The NLRB and other public agencies have the unenviable task of modifying law and policy to keep up with shifting employment arrangements, in an environment of stagnant wages for many workers, geographic concentration of economic rewards, and concerns about entire occupational categories being lost to automation. As mentioned, “alternative work” is growing. The Government Accountability Office (GAO) estimates that the “contingent workforce,” depending on the definitions used, could be anywhere from five to 40 percent of the total labor force. More people are receiving income from multiple sources, which includes new online and on-demand platforms. These changes have prompted calls for new legal classifications, such as the “independent worker” category proposed by the Hamilton Project two years ago.

Confronted with these challenges, expanding the joint employer doctrine is perhaps an understandable attempt to try to help workers cope. The fastest-growing type of alternative work arrangements is “workers provided by contract firms,” precisely those at the core of the joint employer doctrine. Yet we also need to help policymakers and businesses think creatively about other ways to manage and adapt to these challenges, as they will only increase in significance. In the face of a “fissured workplace,” how can policymakers help workers and businesses adapt and succeed together?

In managing these changes, we must ensure adequate worker protection and representation while also supporting (or at least not hindering) businesses to pursue innovation and productivity. Policymaking should be guided by certain principles, among which might be the following.

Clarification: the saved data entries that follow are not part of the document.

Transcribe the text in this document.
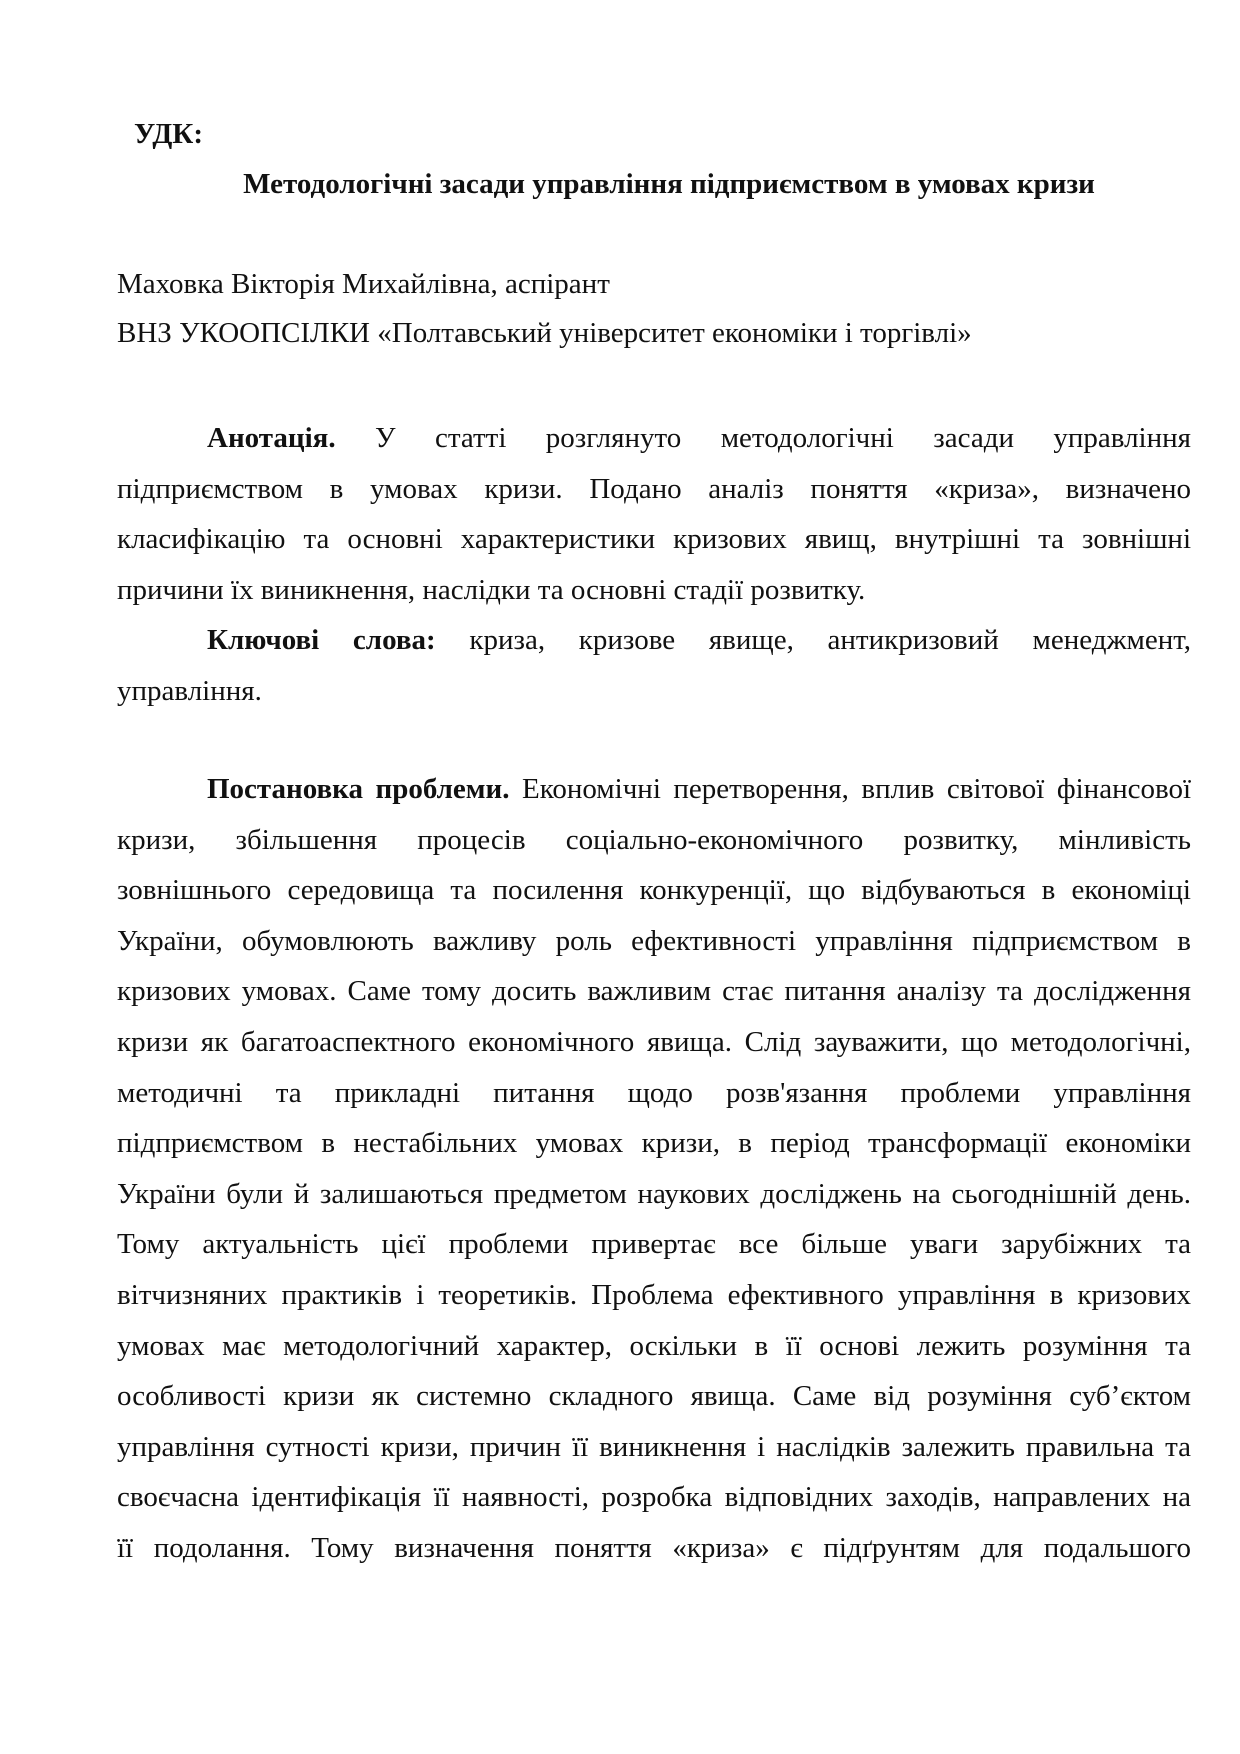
УДК:
Методологічні засади управління підприємством в умовах кризи
Маховка Вікторія Михайлівна, аспірант
ВНЗ УКООПСІЛКИ «Полтавський університет економіки і торгівлі»
Анотація. У статті розглянуто методологічні засади управління
підприємством в умовах кризи. Подано аналіз поняття «криза», визначено
класифікацію та основні характеристики кризових явищ, внутрішні та зовнішні
причини їх виникнення, наслідки та основні стадії розвитку.
Ключові слова: криза, кризове явище, антикризовий менеджмент,
управління.
Постановка проблеми. Економічні перетворення, вплив світової фінансової
кризи, збільшення процесів соціально-економічного розвитку, мінливість
зовнішнього середовища та посилення конкуренції, що відбуваються в економіці
України, обумовлюють важливу роль ефективності управління підприємством в
кризових умовах. Саме тому досить важливим стає питання аналізу та дослідження
кризи як багатоаспектного економічного явища. Слід зауважити, що методологічні,
методичні та прикладні питання щодо розв'язання проблеми управління
підприємством в нестабільних умовах кризи, в період трансформації економіки
України були й залишаються предметом наукових досліджень на сьогоднішній день.
Тому актуальність цієї проблеми привертає все більше уваги зарубіжних та
вітчизняних практиків і теоретиків. Проблема ефективного управління в кризових
умовах має методологічний характер, оскільки в її основі лежить розуміння та
особливості кризи як системно складного явища. Саме від розуміння суб’єктом
управління сутності кризи, причин її виникнення і наслідків залежить правильна та
своєчасна ідентифікація її наявності, розробка відповідних заходів, направлених на
її подолання. Тому визначення поняття «криза» є підґрунтям для подальшого
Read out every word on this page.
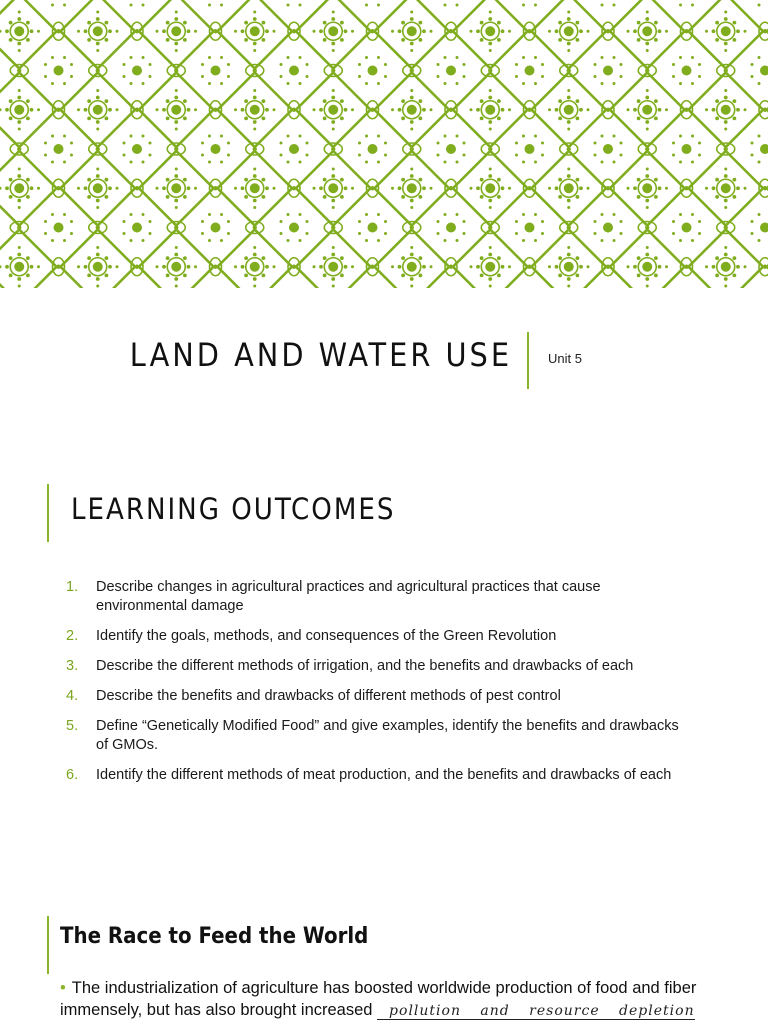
LAND AND WATER USE	Unit 5
LEARNING OUTCOMES
1. Describe changes in agricultural practices and agricultural practices that cause environmental damage
2. Identify the goals, methods, and consequences of the Green Revolution
3. Describe the different methods of irrigation, and the benefits and drawbacks of each
4. Describe the benefits and drawbacks of different methods of pest control
5. Define “Genetically Modified Food” and give examples, identify the benefits and drawbacks of GMOs.
6. Identify the different methods of meat production, and the benefits and drawbacks of each
The Race to Feed the World
• The industrialization of agriculture has boosted worldwide production of food and fiber immensely, but has also brought increased pollution and resource depletion
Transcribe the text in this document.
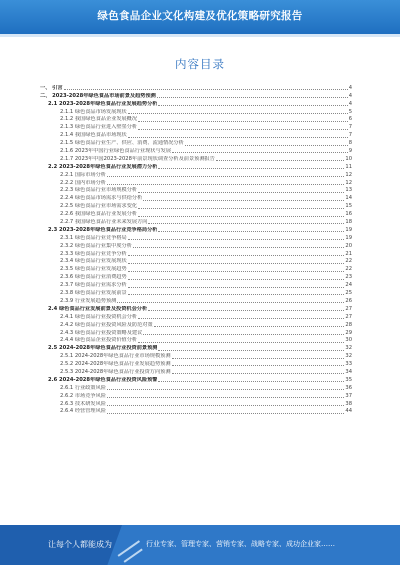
绿色食品企业文化构建及优化策略研究报告
内容目录
一、 引言	4
二、 2023-2028年绿色食品市场前景及趋势预测	4
2.1 2023-2028年绿色食品行业发展趋势分析	4
2.1.1 绿色食品市场发展现状	5
2.1.2 我国绿色食品企业发展概况	6
2.1.3 绿色食品行业进入壁垒分析	7
2.1.4 我国绿色食品市场现状	7
2.1.5 绿色食品行业生产、供应、消费、流通情况分析	8
2.1.6 2023年中国行业绿色食品行业现状与发展	9
2.1.7 2023年中国2023-2028年前景现状调查分析及前景预测报告	10
2.2 2023-2028年绿色食品行业发展潜力分析	11
2.2.1 国际市场分析	12
2.2.2 国内市场分析	12
2.2.3 绿色食品行业市场规模分析	13
2.2.4 绿色食品市场需求与供给分析	14
2.2.5 绿色食品行业市场需求变化	15
2.2.6 我国绿色食品行业发展分析	16
2.2.7 我国绿色食品行业未来发展方向	18
2.3 2023-2028年绿色食品行业竞争格局分析	19
2.3.1 绿色食品行业竞争格局	19
2.3.2 绿色食品行业集中度分析	20
2.3.3 绿色食品行业竞争分析	21
2.3.4 绿色食品行业发展现状	22
2.3.5 绿色食品行业发展趋势	22
2.3.6 绿色食品行业消费趋势	23
2.3.7 绿色食品行业需求分析	24
2.3.8 绿色食品行业发展前景	25
2.3.9 行业发展趋势预测	26
2.4 绿色食品行业发展前景及投资机会分析	27
2.4.1 绿色食品行业投资机会分析	27
2.4.2 绿色食品行业投资风险及防范对策	28
2.4.3 绿色食品行业投资策略及建议	29
2.4.4 绿色食品企业投资价值分析	30
2.5 2024-2028年绿色食品行业投资前景预测	32
2.5.1 2024-2028年绿色食品行业市场规模预测	32
2.5.2 2024-2028年绿色食品行业发展趋势预测	33
2.5.3 2024-2028年绿色食品行业投资方向预测	34
2.6 2024-2028年绿色食品行业投资风险预警	35
2.6.1 行业政策风险	36
2.6.2 市场竞争风险	37
2.6.3 技术研发风险	38
2.6.4 经营管理风险	44
让每个人都能成为	行业专家、管理专家、营销专家、战略专家、成功企业家……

  • Clarity and certainty. Any standard leaves room for interpretation (and litigation), but workers and firms need to have clear ideas about where they stand regarding rights and responsibilities.
  • Get the incentives right. Policies should minimize the amount of “gaming” that might go on by firms in trying to avoid legal compliance. This doesn’t mean the presumption should be that all firms will act badly—policymakers need to pay attention to the incentives they establish.
  •  New ways for workers to organize and improve. Despite the NLRB’s presumption, traditional unions may not be the best adaptive form of organizing in the modern workplace, and new Internet platforms have arisen to help fill the gap. Policy should facilitate these, but also focus on how new organizing tools can support learning and skill upgrading among workers, not just collective bargaining.
  • Informational equity and transparency. As the Roosevelt Institute has coherently outlined, employees in more sectors are subject to “opaque algorithms” that determine wages, scheduling, evaluation, and so on. Giving workers more transparency and control over this information will reduce asymmetry and empower workers to better manage their careers.

Most of the American labor force is still characterized by traditional employment, but new forms of work are growing rapidly, especially in sectors where low-wage and high-turnover work predominates. Addressing this challenge is a major priority, and we need to find ways that policy can jointly advance the interests of workers and firms.